Le zoning, cette technique de configuration qui sert à isoler les communications au sein d’un SAN, permet d’aller très loin dans la sécurisation d’un espace stockage. Hélas, peu d’entreprises en profitent car, passé le seuil des paramétrages basiques, les notions paraissent si complexes qu’elles découragent nombre d’administrateurs.
En réalité, la seule difficulté tient dans la quantité d’options possibles pour définir ces zones : depuis les switches, mais aussi depuis les serveurs et depuis les baies. Cet article se propose d’en faire enfin l’inventaire pour que les administrateurs puissent concevoir dès le départ une configuration pérenne.
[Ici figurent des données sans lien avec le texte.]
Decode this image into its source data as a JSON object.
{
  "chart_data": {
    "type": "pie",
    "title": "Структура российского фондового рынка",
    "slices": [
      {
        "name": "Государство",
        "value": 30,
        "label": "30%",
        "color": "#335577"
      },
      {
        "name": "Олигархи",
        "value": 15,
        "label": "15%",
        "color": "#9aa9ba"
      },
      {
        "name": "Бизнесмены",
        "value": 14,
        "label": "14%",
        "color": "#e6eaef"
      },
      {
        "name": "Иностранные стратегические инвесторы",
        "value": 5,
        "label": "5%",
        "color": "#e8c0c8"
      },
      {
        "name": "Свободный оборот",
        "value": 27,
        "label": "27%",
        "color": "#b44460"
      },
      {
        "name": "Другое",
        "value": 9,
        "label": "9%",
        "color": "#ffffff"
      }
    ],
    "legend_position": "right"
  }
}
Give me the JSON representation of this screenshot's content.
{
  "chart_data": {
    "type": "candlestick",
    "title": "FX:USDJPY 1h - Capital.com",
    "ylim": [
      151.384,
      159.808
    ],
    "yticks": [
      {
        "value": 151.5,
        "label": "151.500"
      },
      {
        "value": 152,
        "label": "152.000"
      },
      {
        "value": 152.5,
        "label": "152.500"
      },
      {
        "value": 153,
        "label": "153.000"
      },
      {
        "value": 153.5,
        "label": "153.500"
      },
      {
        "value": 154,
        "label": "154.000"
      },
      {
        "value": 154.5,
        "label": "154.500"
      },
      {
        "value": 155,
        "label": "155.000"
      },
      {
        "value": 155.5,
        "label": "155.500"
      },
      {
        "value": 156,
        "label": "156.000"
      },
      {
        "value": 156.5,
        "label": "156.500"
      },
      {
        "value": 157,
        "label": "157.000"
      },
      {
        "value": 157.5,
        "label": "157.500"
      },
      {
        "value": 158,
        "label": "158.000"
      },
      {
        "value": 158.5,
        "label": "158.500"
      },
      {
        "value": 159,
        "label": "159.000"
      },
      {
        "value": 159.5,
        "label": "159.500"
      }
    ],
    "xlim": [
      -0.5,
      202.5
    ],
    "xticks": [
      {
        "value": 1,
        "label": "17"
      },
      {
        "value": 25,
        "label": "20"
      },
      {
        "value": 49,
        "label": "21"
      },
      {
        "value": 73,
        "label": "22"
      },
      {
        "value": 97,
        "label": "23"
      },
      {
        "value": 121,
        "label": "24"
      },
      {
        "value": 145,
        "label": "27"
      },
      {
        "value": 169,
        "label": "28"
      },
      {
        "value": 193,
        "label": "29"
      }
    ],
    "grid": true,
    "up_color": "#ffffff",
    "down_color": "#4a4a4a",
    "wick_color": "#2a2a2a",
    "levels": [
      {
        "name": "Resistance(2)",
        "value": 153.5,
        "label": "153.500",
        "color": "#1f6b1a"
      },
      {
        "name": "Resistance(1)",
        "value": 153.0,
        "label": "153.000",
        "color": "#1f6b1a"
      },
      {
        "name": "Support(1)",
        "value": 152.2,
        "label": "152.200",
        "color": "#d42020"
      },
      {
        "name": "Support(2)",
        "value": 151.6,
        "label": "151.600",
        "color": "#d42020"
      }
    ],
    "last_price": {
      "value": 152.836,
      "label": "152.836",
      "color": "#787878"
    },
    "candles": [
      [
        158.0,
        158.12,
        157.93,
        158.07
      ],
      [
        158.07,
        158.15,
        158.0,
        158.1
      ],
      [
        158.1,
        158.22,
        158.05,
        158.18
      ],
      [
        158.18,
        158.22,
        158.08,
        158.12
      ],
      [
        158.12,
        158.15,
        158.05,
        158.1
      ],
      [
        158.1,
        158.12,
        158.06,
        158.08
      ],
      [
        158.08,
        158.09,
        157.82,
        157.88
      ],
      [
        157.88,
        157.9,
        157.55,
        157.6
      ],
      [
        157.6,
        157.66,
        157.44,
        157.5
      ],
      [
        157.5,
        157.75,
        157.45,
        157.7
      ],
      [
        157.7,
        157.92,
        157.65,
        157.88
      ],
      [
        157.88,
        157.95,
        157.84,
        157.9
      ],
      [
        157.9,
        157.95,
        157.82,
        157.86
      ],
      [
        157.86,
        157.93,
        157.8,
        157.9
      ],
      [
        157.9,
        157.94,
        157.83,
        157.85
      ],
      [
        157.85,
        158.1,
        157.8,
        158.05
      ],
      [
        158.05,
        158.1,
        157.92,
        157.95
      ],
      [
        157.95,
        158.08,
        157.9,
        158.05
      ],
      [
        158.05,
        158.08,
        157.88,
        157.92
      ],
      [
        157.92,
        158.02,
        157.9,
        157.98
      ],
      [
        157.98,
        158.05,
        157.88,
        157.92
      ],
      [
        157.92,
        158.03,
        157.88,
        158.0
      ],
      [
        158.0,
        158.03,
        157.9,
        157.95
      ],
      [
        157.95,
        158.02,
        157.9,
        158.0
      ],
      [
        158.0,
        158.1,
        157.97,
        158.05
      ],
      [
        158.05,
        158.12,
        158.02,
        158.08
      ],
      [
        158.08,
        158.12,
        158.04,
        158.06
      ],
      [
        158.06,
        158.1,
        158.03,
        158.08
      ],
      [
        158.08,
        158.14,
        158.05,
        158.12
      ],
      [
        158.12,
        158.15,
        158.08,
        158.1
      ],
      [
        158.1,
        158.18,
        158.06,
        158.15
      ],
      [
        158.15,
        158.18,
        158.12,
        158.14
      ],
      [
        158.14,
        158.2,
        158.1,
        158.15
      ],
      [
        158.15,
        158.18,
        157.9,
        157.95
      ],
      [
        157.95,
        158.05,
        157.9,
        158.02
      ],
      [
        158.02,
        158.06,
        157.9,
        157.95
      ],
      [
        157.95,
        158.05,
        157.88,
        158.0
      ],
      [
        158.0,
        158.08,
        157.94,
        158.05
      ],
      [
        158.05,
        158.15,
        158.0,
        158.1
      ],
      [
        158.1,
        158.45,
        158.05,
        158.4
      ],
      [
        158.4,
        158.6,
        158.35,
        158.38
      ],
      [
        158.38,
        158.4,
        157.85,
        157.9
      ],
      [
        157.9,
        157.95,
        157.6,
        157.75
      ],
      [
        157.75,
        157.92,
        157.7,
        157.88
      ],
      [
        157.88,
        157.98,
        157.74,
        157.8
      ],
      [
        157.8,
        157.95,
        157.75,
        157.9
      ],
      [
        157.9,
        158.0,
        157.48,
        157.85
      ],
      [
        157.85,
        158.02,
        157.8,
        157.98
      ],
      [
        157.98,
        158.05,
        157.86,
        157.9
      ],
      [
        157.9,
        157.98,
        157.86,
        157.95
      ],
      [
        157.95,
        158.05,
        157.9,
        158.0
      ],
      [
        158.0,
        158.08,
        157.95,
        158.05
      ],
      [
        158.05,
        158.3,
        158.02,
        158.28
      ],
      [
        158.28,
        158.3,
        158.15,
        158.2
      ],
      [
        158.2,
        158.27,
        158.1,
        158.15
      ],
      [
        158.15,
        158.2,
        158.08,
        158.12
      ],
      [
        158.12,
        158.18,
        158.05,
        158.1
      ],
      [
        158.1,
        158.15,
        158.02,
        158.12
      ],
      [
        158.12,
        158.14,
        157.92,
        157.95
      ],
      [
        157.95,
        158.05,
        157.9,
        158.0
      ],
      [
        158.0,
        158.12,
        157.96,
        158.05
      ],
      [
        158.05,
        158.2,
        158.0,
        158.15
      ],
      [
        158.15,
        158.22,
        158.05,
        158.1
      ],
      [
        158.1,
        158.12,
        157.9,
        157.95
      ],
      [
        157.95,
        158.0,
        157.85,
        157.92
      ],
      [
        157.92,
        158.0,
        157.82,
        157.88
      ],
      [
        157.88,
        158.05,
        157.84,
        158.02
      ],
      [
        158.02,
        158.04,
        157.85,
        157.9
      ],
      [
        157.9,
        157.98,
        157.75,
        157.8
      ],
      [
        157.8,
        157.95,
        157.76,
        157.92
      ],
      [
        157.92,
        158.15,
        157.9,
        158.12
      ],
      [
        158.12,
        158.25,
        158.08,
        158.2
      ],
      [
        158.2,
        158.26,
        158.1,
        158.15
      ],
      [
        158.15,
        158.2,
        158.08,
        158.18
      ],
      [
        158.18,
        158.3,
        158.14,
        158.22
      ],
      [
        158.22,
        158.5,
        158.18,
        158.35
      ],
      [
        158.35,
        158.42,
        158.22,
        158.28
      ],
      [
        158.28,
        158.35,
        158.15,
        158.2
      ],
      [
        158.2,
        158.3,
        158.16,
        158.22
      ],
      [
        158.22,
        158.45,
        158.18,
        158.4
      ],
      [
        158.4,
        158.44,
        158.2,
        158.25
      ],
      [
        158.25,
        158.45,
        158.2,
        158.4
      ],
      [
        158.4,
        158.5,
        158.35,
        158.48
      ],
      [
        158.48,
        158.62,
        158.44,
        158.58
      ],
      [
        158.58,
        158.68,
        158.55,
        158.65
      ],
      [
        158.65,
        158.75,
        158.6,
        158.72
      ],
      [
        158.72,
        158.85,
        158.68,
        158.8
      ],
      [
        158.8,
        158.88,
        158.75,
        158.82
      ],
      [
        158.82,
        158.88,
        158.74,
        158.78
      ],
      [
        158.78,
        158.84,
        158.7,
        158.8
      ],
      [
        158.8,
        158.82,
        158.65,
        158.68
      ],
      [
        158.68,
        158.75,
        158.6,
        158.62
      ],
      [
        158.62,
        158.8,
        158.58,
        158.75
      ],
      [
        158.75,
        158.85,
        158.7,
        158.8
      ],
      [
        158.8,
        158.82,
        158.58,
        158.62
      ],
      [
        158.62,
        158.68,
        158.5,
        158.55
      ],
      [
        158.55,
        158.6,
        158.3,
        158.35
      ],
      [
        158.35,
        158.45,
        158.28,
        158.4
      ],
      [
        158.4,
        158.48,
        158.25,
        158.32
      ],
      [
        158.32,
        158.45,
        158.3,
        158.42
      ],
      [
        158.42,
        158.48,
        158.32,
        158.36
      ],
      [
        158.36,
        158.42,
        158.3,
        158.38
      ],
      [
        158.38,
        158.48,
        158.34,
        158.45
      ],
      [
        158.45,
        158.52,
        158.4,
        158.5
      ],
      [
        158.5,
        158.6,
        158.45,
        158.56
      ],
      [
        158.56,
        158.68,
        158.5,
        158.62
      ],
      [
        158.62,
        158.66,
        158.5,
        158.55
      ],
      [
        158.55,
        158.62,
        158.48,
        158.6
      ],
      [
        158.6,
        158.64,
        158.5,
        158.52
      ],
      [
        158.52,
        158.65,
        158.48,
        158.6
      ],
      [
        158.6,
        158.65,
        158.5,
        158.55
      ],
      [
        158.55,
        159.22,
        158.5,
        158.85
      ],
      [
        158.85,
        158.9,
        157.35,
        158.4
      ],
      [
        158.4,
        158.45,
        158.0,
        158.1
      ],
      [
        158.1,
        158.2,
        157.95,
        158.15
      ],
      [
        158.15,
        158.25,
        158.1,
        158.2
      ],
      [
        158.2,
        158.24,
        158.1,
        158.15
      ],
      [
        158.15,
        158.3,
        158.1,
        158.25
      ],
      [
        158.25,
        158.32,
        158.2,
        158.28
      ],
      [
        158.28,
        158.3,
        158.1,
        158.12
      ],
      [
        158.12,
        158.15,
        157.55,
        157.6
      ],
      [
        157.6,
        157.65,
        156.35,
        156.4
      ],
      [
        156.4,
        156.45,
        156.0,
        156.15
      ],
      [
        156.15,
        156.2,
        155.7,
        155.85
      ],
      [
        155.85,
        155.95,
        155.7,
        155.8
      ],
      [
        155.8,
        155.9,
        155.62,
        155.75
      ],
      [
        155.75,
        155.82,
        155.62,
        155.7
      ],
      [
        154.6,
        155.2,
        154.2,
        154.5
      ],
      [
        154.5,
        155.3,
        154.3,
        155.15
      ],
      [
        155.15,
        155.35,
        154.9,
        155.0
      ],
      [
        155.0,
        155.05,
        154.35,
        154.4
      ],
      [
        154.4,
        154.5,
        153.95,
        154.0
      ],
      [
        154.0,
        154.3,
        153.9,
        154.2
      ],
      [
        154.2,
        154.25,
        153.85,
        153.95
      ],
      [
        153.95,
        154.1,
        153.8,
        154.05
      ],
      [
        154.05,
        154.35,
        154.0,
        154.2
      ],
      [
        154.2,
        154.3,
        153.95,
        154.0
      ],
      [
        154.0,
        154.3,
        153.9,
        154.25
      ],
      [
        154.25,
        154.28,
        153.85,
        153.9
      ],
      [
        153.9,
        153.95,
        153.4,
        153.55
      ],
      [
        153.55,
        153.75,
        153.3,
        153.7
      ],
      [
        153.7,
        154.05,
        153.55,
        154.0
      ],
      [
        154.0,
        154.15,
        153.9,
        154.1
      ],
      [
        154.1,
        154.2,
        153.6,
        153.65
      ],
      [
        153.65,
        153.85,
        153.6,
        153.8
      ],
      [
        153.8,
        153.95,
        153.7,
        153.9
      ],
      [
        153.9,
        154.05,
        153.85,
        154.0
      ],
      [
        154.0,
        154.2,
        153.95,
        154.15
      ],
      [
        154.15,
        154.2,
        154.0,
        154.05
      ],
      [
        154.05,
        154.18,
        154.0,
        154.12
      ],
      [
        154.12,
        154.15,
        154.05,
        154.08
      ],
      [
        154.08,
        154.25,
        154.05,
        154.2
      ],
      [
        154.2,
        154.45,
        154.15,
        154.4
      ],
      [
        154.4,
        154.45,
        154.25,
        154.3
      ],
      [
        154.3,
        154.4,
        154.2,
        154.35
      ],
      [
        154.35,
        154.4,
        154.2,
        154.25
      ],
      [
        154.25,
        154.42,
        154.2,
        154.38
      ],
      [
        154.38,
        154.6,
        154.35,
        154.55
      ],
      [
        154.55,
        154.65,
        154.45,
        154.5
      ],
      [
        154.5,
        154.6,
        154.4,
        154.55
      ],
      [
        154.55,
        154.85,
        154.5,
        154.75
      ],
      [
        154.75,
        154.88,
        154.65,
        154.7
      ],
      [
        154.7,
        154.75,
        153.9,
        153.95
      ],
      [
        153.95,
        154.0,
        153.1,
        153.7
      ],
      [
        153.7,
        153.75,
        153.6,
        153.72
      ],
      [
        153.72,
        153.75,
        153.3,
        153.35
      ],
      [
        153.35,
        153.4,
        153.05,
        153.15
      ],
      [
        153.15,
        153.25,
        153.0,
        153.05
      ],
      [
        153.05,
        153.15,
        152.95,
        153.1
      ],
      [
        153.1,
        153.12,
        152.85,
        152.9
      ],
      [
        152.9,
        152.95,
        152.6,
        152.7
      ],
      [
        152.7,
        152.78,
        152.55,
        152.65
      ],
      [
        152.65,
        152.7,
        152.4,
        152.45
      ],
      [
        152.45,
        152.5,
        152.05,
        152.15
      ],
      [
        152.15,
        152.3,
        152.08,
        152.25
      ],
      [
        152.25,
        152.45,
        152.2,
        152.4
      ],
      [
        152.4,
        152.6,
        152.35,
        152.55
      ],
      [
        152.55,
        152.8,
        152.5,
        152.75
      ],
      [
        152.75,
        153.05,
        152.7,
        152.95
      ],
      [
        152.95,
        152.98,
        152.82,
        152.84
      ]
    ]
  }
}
L’intérêt de configurer les zones au-delà d’un paramétrage basique
Précisons que bien configurer des zones ne bénéficie pas qu’à la sécurité. Cela facilite aussi grandement les tâches d’administration au quotidien : grâce aux zones, les responsables d’un SAN attribuent directement des capacités de stockage à des applications ou à des utilisateurs, ils créent automatiquement de l’étanchéité entre les groupes et ils évitent une bonne fois pour toutes qu’un processus sur un serveur cause des interférences (corruption, ralentissement...) sur le reste des systèmes.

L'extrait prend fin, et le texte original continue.